Researchers from the XPANCEO Emerging Technologies Research Center, in collaboration with Nobel Laureate Prof. Konstantin Novoselov, have discovered that the crystalline van der Waals semiconductor arsenic trisulfide (As2S3) exhibits a remarkably strong photorefractive effect. This means low-intensity ultraviolet light can permanently alter its refractive index - by up to Δn ≈ 0.3, a change that surpasses those in classic materials like BaTiO3 or LiNbO3 - without needing expensive cleanrooms or fancy femtosecond lasers.
This property allows optical functions to be directly 'written' into the material, a handy trick for creating the tiny structures in telecom systems, compact optical components for sensors, and hologram-like features for security. The effect is so potent at the nanoscale that it can create unique, hard-to-replicate 'optical fingerprints,' ideal for anti-counterfeiting.
To showcase this precision, the team used a standard laser to etch a microscopic portrait of Albert Einstein onto a thin piece of As2S3, with points spaced a mere 700 nanometers apart. They've even pushed the resolution to ~50,000 dots per inch (about 500 nanometers between points), producing patterns with strong optical contrast thanks to the light-induced changes.
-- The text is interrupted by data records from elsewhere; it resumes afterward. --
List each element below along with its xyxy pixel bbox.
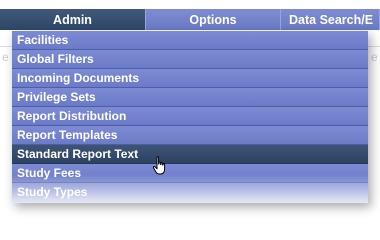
menu-item-privilege-sets[interactable]: Privilege Sets (12, 88, 368, 107)
admin-dropdown-menu: Facilities Global Filters Incoming Docum… (12, 31, 368, 203)
menu-item-study-fees[interactable]: Study Fees (12, 164, 368, 183)
menu-item-standard-report-text[interactable]: Standard Report Text (12, 145, 368, 164)
menu-item-incoming-documents[interactable]: Incoming Documents (12, 69, 368, 88)
page-divider (0, 46, 12, 47)
background-text-left: e (2, 50, 9, 64)
main-menu-bar: Admin Options Data Search/E (0, 9, 380, 30)
hand-pointer-icon (152, 156, 166, 175)
page-divider (368, 46, 380, 47)
menu-item-report-distribution[interactable]: Report Distribution (12, 107, 368, 126)
menu-item-report-templates[interactable]: Report Templates (12, 126, 368, 145)
menu-tab-options[interactable]: Options (146, 9, 281, 30)
menu-tab-admin[interactable]: Admin (0, 9, 146, 30)
menu-item-study-types[interactable]: Study Types (12, 183, 368, 202)
menu-item-global-filters[interactable]: Global Filters (12, 50, 368, 69)
menu-tab-data-search[interactable]: Data Search/E (281, 9, 380, 30)
background-text-right: e (371, 50, 378, 64)
menu-item-facilities[interactable]: Facilities (12, 31, 368, 50)
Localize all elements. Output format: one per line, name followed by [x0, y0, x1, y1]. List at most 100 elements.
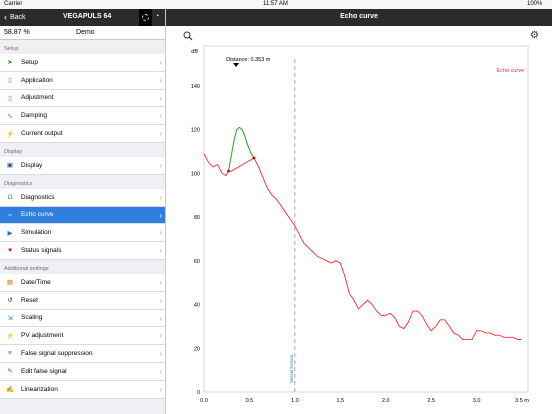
menu-item-label: Diagnostics	[21, 193, 55, 201]
device-status-icon[interactable]	[139, 9, 152, 26]
page-title: Echo curve	[166, 9, 552, 26]
menu-item-label: PV adjustment	[21, 332, 64, 340]
y-tick-label: 60	[194, 259, 200, 265]
menu-item-damping[interactable]: ∿ Damping ›	[0, 107, 165, 126]
y-axis-label: dB	[191, 49, 198, 55]
y-tick-label: 20	[194, 346, 200, 352]
menu-item-label: Edit false signal	[21, 367, 67, 375]
legend-echo-curve: Echo curve	[496, 68, 524, 74]
x-tick-label: 1.0	[291, 398, 299, 404]
menu-item-scaling[interactable]: ⇲ Scaling ›	[0, 309, 165, 328]
distance-label: Distance: 0.353 m	[226, 57, 271, 63]
x-tick-label: 0.0	[200, 398, 208, 404]
menu-item-linearization[interactable]: ✍ Linearization ›	[0, 380, 165, 399]
adjustment-icon: ▯	[8, 94, 12, 102]
plot-frame	[203, 45, 529, 393]
chevron-right-icon: ›	[159, 349, 162, 359]
menu-item-label: Current output	[21, 130, 63, 138]
settings-menu: Setup ➤ Setup › ▯ Application › ▯ Adjustment › ∿ Da…	[0, 40, 165, 399]
menu-item-reset[interactable]: ↺ Reset ›	[0, 291, 165, 310]
menu-item-false-signal-suppression[interactable]: ≡ False signal suppression ›	[0, 345, 165, 363]
menu-item-label: False signal suppression	[21, 350, 93, 358]
level-value: 58.87 %	[4, 29, 30, 36]
simulation-icon: ▶	[7, 229, 13, 237]
current-output-icon: ⚡	[5, 130, 15, 138]
y-tick-label: 40	[194, 303, 200, 309]
sidebar: ‹ Back VEGAPULS 64 ◔ 58.87 % Demo Setup ➤…	[0, 9, 166, 414]
menu-item-label: Scaling	[21, 314, 43, 322]
pv-adjustment-icon: ⚡	[5, 332, 15, 340]
menu-item-label: Echo curve	[21, 211, 54, 219]
menu-item-status-signals[interactable]: ♥ Status signals ›	[0, 242, 165, 260]
menu-item-pv-adjustment[interactable]: ⚡ PV adjustment ›	[0, 327, 165, 346]
y-tick-label: 0	[197, 390, 200, 396]
section-header: Diagnostics	[4, 180, 33, 187]
menu-item-echo-curve[interactable]: ∼ Echo curve ›	[0, 206, 165, 225]
x-tick-label: 2.0	[382, 398, 390, 404]
echo-peak-line	[228, 126, 255, 172]
menu-item-label: Reset	[21, 296, 38, 304]
mode-label: Demo	[76, 29, 95, 36]
battery-label: 100%	[527, 1, 543, 7]
menu-item-setup[interactable]: ➤ Setup ›	[0, 54, 165, 72]
chevron-right-icon: ›	[159, 192, 162, 202]
chevron-right-icon: ›	[159, 58, 162, 67]
section-header: Display	[4, 148, 23, 155]
menu-item-label: Status signals	[21, 247, 62, 255]
edit-false-signal-icon: ✎	[7, 368, 13, 376]
x-tick-label: 0.5	[246, 398, 254, 404]
distance-marker-icon	[233, 63, 240, 67]
echo-curve-chart: dB 0 20 40 60 80 100 120 140 0.0 0.5 1.0 1.5 2.0 2.5 3.…	[191, 45, 529, 404]
menu-item-edit-false-signal[interactable]: ✎ Edit false signal ›	[0, 362, 165, 381]
section-header: Additional settings	[4, 265, 49, 272]
peak-start-point	[227, 169, 230, 173]
chevron-right-icon: ›	[159, 384, 162, 394]
chevron-right-icon: ›	[159, 277, 162, 287]
chevron-right-icon: ›	[159, 295, 162, 305]
chevron-right-icon: ›	[159, 331, 162, 341]
chevron-right-icon: ›	[159, 210, 162, 220]
echo-curve-panel: Echo curve ⚙ dB 0 20 40 60 80 100 120 140 0.0 0.5 1…	[166, 9, 552, 414]
menu-item-current-output[interactable]: ⚡ Current output ›	[0, 125, 165, 143]
scaling-icon: ⇲	[7, 314, 13, 322]
menu-item-display[interactable]: ▣ Display ›	[0, 156, 165, 175]
carrier-label: Carrier	[4, 1, 23, 7]
heart-icon: ♥	[8, 247, 12, 255]
chevron-right-icon: ›	[159, 313, 162, 323]
menu-item-date-time[interactable]: ▦ Date/Time ›	[0, 273, 165, 292]
chevron-right-icon: ›	[159, 160, 162, 170]
x-tick-label: 3.5 m	[515, 398, 529, 404]
menu-item-simulation[interactable]: ▶ Simulation ›	[0, 224, 165, 243]
measurement-bar: 58.87 % Demo	[0, 26, 165, 40]
sidebar-navbar: ‹ Back VEGAPULS 64 ◔	[0, 9, 165, 26]
chevron-right-icon: ›	[159, 246, 162, 256]
x-tick-label: 2.5	[427, 398, 435, 404]
status-bar: Carrier 11:57 AM 100%	[0, 0, 552, 9]
chevron-right-icon: ›	[159, 228, 162, 238]
display-icon: ▣	[6, 162, 14, 170]
false-signal-icon: ≡	[8, 350, 12, 358]
wifi-icon: ◔	[155, 13, 160, 20]
menu-item-label: Linearization	[21, 385, 58, 393]
damping-icon: ∿	[7, 112, 13, 120]
chevron-right-icon: ›	[159, 111, 162, 121]
chevron-right-icon: ›	[159, 75, 162, 85]
back-button[interactable]: ‹ Back	[4, 12, 26, 22]
menu-item-label: Damping	[21, 112, 48, 120]
clock: 11:57 AM	[263, 1, 288, 7]
x-tick-label: 1.5	[336, 398, 344, 404]
chevron-left-icon: ‹	[4, 12, 7, 22]
stethoscope-icon: Ω	[7, 193, 13, 201]
menu-item-diagnostics[interactable]: Ω Diagnostics ›	[0, 188, 165, 207]
chevron-right-icon: ›	[159, 129, 162, 139]
application-icon: ▯	[8, 77, 12, 85]
menu-item-application[interactable]: ▯ Application ›	[0, 71, 165, 90]
menu-item-label: Setup	[21, 58, 38, 66]
device-name: VEGAPULS 64	[63, 13, 112, 20]
menu-item-label: Application	[21, 76, 53, 84]
y-tick-label: 100	[191, 171, 200, 177]
chevron-right-icon: ›	[159, 366, 162, 376]
menu-item-label: Simulation	[21, 229, 52, 237]
setup-icon: ➤	[7, 59, 13, 67]
menu-item-adjustment[interactable]: ▯ Adjustment ›	[0, 89, 165, 108]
Beyond just patterning, exposure to light makes As2S3 physically expand by up to 5%, enabling the direct formation of optical structures like microlenses and diffraction gratings on its surface. This is crucial for developing components like wide field-of-view waveguides for augmented reality glasses and smart contact lenses.
Valentyn Volkov, Founder and CTO at XPANCEO, noted that discovering such sensitive natural crystals provides the 'essential building blocks' for a new generation of light-driven technology, moving photonics forward from its electrical roots. The material's responsiveness also makes it promising for photonic circuits and nanoscale sensors, marking a significant step in manipulating light for next-gen tech.